A common feature of patients with loss-of-function or gain-of-function mutations in Orai1 and STIM1 gene is skeletal myopathy. While patients with gain-of-function mutation mainly suffer from tubular aggregate myopathy (TAM) that is marked by decreased fatigue resistance associated with muscle pain and cramping mainly in the lower limbs (Lee and Noguchi 2016), patients with loss-of-function mutations show generalized muscle weakness sometimes associated with muscle fiber type II atrophy (Lacruz and Feske 2015). Involvement of SOCE in muscle development and physiology will be discussed in greater details in the following sections.

In addition to hereditary diseases associated with mutations in Orai1 and STIM1, studies have revealed SOCE implication in an increasing number of other physiological and pathophysiological functions including neurological processes, tumorigenesis, bone and skin formation, exocrine activity of lacrimal and mammary glands and reproduction (Putney, Steinckwich-Besancon et al. 2016).
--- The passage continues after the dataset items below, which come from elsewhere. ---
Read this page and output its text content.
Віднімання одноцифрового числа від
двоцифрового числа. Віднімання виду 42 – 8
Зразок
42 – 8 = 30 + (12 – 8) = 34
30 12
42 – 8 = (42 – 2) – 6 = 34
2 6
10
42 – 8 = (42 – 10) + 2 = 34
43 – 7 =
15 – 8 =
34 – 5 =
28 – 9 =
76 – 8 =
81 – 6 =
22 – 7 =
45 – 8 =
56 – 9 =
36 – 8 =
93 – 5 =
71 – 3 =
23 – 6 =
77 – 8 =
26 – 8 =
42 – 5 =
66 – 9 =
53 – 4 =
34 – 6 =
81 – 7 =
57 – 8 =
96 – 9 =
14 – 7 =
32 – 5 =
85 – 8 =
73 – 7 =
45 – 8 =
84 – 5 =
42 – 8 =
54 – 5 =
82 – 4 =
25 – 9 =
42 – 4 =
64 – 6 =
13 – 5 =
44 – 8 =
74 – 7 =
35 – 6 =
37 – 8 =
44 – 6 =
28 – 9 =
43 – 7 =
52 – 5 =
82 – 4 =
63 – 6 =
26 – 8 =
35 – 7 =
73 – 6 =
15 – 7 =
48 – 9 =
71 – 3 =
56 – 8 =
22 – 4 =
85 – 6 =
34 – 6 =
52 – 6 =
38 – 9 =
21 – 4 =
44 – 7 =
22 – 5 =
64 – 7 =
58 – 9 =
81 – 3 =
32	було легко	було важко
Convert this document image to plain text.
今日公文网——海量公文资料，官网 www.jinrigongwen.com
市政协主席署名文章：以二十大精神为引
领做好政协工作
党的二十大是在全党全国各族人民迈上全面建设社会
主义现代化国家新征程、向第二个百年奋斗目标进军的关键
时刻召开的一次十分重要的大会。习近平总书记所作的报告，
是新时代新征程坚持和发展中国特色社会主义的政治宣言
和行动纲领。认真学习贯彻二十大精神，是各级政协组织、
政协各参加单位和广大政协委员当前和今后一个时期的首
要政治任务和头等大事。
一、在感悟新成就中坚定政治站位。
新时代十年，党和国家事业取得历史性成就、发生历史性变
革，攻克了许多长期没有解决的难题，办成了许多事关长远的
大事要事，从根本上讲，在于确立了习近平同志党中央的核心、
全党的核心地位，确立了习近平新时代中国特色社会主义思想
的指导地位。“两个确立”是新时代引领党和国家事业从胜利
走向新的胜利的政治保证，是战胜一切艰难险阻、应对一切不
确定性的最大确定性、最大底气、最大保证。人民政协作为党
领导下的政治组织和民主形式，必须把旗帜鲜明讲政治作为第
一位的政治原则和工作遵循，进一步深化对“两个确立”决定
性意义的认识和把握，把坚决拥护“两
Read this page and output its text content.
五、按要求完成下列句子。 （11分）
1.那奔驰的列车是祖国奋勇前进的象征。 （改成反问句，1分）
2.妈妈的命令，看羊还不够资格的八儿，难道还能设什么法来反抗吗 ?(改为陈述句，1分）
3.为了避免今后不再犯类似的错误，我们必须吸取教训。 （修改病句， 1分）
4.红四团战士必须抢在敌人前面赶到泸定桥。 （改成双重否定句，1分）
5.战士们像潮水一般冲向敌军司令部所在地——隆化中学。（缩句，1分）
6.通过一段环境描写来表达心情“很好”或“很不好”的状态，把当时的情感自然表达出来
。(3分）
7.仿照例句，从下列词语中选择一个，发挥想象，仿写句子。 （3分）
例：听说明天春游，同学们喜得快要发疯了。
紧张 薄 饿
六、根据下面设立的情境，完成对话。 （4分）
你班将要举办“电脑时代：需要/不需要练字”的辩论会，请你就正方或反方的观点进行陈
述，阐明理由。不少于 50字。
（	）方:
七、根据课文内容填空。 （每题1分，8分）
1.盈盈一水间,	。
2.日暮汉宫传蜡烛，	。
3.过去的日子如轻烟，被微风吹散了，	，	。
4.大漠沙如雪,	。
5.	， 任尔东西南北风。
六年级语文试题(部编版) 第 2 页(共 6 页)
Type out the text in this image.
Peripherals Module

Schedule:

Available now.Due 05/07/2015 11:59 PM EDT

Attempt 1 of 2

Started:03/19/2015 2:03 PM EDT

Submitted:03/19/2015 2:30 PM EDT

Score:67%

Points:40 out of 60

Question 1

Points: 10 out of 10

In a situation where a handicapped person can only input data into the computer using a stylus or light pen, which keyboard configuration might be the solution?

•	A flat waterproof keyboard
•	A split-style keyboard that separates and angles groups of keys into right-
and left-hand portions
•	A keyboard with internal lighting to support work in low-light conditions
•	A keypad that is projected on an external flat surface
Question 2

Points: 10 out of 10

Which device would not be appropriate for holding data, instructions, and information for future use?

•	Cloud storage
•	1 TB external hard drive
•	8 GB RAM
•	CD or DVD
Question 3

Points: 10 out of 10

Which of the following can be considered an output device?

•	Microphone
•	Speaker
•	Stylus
Careful analysis of conditional Orai and STIM KO mice have greatly participated in discovery of SOCE involvement in these functions as global KO mice for either STIM1 or Orai1 die soon after birth (Gwack, Srikanth et al. 2008, Oh-Hora, Yamashita et al. 2008, Stiber, Hawkins et al. 2008, Varga-Szabo, Braun et al. 2008). Conditional mice models will be of importance in the future to better decipher pathways regulated by SOCE in already

identified SOCE dependent physiological functions as well as to complete our knowledge regarding the other processes that it controls.